23/03/00

Procès Velasco vs Alessandri

ATTESTATION


J'ai eu à connaître des textes divers concernant une vague d'observations de phénomènes lumineux dans le ciel ayant attiré l'attention de nombreux observateurs, le 5 novembre 1990 en début de soirée. Sans avoir moi-même observé le phénomène, il est clair a priori qu'il convient, dans ce genre d'observations, de faire preuve de la plus élémentaire circonspection, et, si l'on veut ou si l'on doit se prononcer, il convient de ne le faire qu'après une description précise des observations (aspect, position, temps, durée du phénomène), et après un calcul correct de l'orbite de l'engin responsable (si cette notion est adaptée au cas en question), calcul effectué à partir des observations, et d'une connaissance sérieuse de la mécanique des trajectoires, applicable notamment aux satellites artificiels, et donc après un calcul de toutes les caractéristiques orbitales (inclinaison sur l'équateur terrestre, demi-grand axe, excentricité, ascension droite du noeud ascendant, notamment), - ce qui est loin d'être une opération instantanée.

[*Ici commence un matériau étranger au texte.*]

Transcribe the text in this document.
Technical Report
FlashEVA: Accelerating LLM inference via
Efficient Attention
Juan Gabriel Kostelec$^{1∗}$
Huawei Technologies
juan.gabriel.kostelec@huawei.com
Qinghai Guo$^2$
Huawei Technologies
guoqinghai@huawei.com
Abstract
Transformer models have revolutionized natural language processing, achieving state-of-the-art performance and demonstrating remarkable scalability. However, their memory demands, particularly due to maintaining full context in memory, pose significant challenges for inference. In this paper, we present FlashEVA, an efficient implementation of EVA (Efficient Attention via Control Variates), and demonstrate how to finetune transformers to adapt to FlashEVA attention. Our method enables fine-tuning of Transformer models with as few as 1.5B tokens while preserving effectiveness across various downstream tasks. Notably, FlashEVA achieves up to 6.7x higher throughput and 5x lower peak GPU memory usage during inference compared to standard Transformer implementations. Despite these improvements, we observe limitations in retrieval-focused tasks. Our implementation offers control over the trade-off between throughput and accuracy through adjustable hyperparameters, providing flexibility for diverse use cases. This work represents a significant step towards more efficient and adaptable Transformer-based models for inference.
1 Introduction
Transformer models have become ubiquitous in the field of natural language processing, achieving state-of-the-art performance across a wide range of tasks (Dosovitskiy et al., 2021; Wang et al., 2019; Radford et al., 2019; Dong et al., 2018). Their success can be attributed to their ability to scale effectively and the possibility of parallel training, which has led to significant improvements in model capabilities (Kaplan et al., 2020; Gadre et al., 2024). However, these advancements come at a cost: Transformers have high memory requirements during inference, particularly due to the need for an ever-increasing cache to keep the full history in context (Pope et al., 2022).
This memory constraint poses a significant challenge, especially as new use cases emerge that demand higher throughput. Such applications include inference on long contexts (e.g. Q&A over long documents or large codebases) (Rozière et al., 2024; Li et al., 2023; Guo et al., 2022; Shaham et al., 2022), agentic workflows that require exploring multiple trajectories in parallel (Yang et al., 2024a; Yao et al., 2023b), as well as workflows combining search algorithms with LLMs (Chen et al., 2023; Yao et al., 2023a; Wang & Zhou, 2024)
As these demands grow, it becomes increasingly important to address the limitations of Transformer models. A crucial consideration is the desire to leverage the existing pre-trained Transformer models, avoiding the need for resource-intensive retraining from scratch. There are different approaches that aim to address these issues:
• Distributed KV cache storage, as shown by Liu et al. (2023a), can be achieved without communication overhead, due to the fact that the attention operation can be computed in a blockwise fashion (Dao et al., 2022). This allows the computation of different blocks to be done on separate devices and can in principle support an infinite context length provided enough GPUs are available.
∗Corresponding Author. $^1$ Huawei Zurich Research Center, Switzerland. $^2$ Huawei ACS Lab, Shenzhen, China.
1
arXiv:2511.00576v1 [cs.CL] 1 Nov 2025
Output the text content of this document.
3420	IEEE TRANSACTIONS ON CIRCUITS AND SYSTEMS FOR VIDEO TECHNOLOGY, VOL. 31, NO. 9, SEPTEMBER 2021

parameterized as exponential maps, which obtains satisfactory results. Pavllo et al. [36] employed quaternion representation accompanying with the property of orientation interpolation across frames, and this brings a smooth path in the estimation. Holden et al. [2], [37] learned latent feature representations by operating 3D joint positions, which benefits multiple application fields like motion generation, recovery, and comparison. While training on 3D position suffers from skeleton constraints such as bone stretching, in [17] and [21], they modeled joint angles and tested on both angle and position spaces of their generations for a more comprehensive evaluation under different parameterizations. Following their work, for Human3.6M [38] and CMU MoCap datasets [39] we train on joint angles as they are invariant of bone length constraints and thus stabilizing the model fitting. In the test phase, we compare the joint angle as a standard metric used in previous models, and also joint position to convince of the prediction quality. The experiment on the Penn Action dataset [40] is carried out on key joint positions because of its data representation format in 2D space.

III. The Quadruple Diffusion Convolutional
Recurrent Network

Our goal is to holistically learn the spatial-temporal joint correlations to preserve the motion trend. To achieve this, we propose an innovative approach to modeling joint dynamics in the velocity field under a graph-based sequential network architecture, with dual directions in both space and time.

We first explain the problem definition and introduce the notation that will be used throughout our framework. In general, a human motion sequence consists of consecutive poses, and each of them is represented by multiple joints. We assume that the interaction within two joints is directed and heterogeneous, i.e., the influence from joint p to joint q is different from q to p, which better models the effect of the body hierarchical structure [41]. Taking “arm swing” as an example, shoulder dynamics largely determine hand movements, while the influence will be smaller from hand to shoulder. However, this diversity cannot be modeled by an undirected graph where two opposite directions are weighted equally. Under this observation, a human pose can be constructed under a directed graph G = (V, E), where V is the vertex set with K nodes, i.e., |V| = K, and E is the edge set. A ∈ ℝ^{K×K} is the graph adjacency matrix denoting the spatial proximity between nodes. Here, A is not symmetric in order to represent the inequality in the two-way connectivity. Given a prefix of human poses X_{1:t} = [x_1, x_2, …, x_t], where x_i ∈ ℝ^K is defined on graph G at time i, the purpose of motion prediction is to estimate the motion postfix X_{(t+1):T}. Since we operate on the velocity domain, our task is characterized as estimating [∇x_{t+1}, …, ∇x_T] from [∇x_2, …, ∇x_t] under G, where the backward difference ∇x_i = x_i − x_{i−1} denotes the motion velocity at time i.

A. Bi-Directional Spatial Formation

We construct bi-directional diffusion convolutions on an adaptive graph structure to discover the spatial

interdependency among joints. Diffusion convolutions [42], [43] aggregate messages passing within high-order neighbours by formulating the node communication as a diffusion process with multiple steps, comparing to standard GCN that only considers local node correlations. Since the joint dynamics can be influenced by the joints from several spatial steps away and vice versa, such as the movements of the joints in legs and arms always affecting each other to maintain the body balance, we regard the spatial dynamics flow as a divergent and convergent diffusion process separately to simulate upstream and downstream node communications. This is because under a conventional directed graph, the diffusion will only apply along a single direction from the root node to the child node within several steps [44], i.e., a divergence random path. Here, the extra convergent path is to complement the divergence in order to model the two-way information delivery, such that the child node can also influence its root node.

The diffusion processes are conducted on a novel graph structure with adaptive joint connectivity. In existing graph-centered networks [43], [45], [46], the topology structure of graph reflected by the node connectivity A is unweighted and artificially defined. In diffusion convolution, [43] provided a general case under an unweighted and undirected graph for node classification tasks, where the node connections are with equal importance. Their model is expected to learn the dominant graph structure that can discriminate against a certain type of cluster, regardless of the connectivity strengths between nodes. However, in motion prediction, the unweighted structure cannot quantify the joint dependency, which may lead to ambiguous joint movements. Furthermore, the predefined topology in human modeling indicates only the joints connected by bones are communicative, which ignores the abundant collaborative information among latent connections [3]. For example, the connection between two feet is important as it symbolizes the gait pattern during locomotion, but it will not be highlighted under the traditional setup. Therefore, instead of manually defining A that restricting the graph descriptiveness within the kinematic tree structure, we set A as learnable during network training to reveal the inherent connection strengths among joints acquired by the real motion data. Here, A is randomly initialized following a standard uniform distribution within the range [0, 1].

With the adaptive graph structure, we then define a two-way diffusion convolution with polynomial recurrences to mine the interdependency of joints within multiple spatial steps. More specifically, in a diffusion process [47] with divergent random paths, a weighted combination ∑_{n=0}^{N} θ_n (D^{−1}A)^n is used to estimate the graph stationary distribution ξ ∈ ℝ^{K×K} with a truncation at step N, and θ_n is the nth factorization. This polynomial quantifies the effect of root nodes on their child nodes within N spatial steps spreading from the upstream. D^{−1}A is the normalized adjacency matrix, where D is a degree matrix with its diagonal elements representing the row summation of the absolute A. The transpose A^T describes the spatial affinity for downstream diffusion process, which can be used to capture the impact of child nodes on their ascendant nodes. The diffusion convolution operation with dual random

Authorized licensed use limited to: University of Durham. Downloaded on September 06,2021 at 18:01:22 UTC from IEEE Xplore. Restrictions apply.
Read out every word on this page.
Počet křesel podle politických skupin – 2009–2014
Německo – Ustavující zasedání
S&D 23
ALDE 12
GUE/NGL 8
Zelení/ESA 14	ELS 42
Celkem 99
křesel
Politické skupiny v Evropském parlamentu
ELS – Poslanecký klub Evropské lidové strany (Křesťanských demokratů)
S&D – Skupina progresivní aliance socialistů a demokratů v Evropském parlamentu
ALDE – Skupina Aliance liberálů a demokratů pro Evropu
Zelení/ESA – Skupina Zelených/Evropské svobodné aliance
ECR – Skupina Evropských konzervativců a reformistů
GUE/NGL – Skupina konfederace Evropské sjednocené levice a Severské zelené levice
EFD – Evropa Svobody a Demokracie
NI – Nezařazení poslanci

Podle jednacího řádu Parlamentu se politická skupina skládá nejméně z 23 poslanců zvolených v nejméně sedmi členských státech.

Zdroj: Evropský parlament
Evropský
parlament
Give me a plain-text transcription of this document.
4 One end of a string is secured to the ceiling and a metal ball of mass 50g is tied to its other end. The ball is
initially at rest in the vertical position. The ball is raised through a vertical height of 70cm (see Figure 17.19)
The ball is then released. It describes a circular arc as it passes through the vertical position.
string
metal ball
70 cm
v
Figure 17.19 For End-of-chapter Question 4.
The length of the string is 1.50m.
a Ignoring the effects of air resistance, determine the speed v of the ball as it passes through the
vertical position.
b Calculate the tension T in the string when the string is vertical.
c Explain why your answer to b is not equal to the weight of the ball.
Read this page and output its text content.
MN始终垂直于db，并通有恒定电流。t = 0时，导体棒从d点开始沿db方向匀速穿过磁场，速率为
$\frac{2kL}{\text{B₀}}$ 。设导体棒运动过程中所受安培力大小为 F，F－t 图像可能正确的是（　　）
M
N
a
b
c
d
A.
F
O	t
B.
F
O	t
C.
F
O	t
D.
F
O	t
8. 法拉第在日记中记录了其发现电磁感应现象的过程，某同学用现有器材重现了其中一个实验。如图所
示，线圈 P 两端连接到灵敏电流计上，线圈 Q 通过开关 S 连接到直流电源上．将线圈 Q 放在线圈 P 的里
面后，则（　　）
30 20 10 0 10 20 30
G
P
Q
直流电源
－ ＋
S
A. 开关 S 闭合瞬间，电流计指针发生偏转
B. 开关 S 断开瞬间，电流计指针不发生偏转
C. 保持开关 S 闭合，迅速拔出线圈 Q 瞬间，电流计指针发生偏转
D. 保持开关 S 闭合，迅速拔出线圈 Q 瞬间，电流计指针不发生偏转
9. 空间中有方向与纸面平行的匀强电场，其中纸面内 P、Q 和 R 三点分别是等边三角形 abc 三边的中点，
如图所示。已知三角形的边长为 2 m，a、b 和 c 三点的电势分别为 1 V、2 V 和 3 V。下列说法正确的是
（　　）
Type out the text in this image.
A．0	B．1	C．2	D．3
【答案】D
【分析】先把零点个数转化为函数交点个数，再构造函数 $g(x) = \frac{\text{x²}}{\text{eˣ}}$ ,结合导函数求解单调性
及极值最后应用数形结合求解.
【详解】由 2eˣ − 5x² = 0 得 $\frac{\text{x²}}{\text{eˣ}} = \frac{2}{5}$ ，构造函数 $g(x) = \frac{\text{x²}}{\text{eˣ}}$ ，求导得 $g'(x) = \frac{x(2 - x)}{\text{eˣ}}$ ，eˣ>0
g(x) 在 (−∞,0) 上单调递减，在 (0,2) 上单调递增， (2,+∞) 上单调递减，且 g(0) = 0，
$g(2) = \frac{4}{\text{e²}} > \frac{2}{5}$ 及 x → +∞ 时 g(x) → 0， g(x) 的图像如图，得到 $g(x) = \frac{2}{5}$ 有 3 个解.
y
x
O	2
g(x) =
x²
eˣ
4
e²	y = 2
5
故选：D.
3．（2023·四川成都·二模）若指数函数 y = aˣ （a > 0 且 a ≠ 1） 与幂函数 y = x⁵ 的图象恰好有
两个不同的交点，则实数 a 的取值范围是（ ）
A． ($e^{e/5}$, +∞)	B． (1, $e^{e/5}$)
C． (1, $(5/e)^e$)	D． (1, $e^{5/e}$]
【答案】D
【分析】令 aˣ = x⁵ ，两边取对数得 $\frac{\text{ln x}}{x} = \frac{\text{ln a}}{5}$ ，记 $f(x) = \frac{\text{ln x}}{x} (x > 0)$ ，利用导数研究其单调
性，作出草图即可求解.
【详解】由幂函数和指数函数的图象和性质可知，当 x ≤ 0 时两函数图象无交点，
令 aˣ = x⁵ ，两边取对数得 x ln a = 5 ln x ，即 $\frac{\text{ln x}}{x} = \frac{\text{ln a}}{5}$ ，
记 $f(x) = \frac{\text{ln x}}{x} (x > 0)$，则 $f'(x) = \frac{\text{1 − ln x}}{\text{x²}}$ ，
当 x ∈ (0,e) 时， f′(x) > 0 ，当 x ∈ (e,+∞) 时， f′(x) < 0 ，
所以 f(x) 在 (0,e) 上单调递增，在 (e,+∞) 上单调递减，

Il est clair qu'un organisme comme le SEPRA, qui est dans une certaine mesure une émanation du CNES, se doit de fournir au public des informations précises et contrôlées sur ces deux points. Il me paraît clair que tel n'a pas été le cas en l'occurrence. Le SEPRA a été, à mon avis, léger dans ses conclusions, qui étaient loin de prendre en compte toutes les informations pertinentes. Et les critiques de M. Alessandri me semblent judicieuses et bien argumentées, sur le fond du problème.

C'est le devoir du SEPRA que de collecter les données relatives à ce type d'observations, et d'en fournir à la presse, donc au public, l'interprétation. Je crois comprendre que le SEPRA est réduit à une seule personne, M. Velasco. Sans accabler qui que ce soit, je me permets de penser que cette structure devrait être confiée à une équipe compétente en astronomie de position, en mécanique des orbites de satellites artificiels, et en quelques autres domaines (géophysique et météorologie, arts militaires, aéronautique, astronautique, dysfonctionnements cognitifs, etc.) Il est impensable que M. Velasco seul puisse réunir toutes ces compétences; il doit donc s'informer, et cela exige des efforts, et une compétence étendue, et de ne pas s'engager sur des interprétations contestables ou prématurées (le 22 novembre, il publiait dans Paris-Match, si j'ai bien lu, des interprétations qui me semblent assez fantaisistes, en tout cas fortement sujettes à caution). Ce faisant, il pourrait donner au public une image faussée du CNES, dont les scientifiques au contraire apprécient l'oeuvre admirable, et la rigueur. Une équipe véritablement multidisciplinaire aurait pu étudier la question, et apporter une réponse pertinente... Je ne sais pas si M. Velasco a consulté des scientifiques compétents dans les domaines concernés; les textes publiés ne m'en donnent pas l'impression.

À la lecture de toute cette documentation, après son examen, et bien que je ne me sois pas moi-même penché sur le détail de l'analyse ( ce qui m'aurait pris trop de temps !...), je pense que M. Alessandri a raison, sur le fond du problème, dans le débat qui l'oppose à M. Velasco. J'ajoute que tous ceux des spécialistes avec qui j'ai pu échanger des impressions à ce sujet sont d'accord avec M. Alessandri.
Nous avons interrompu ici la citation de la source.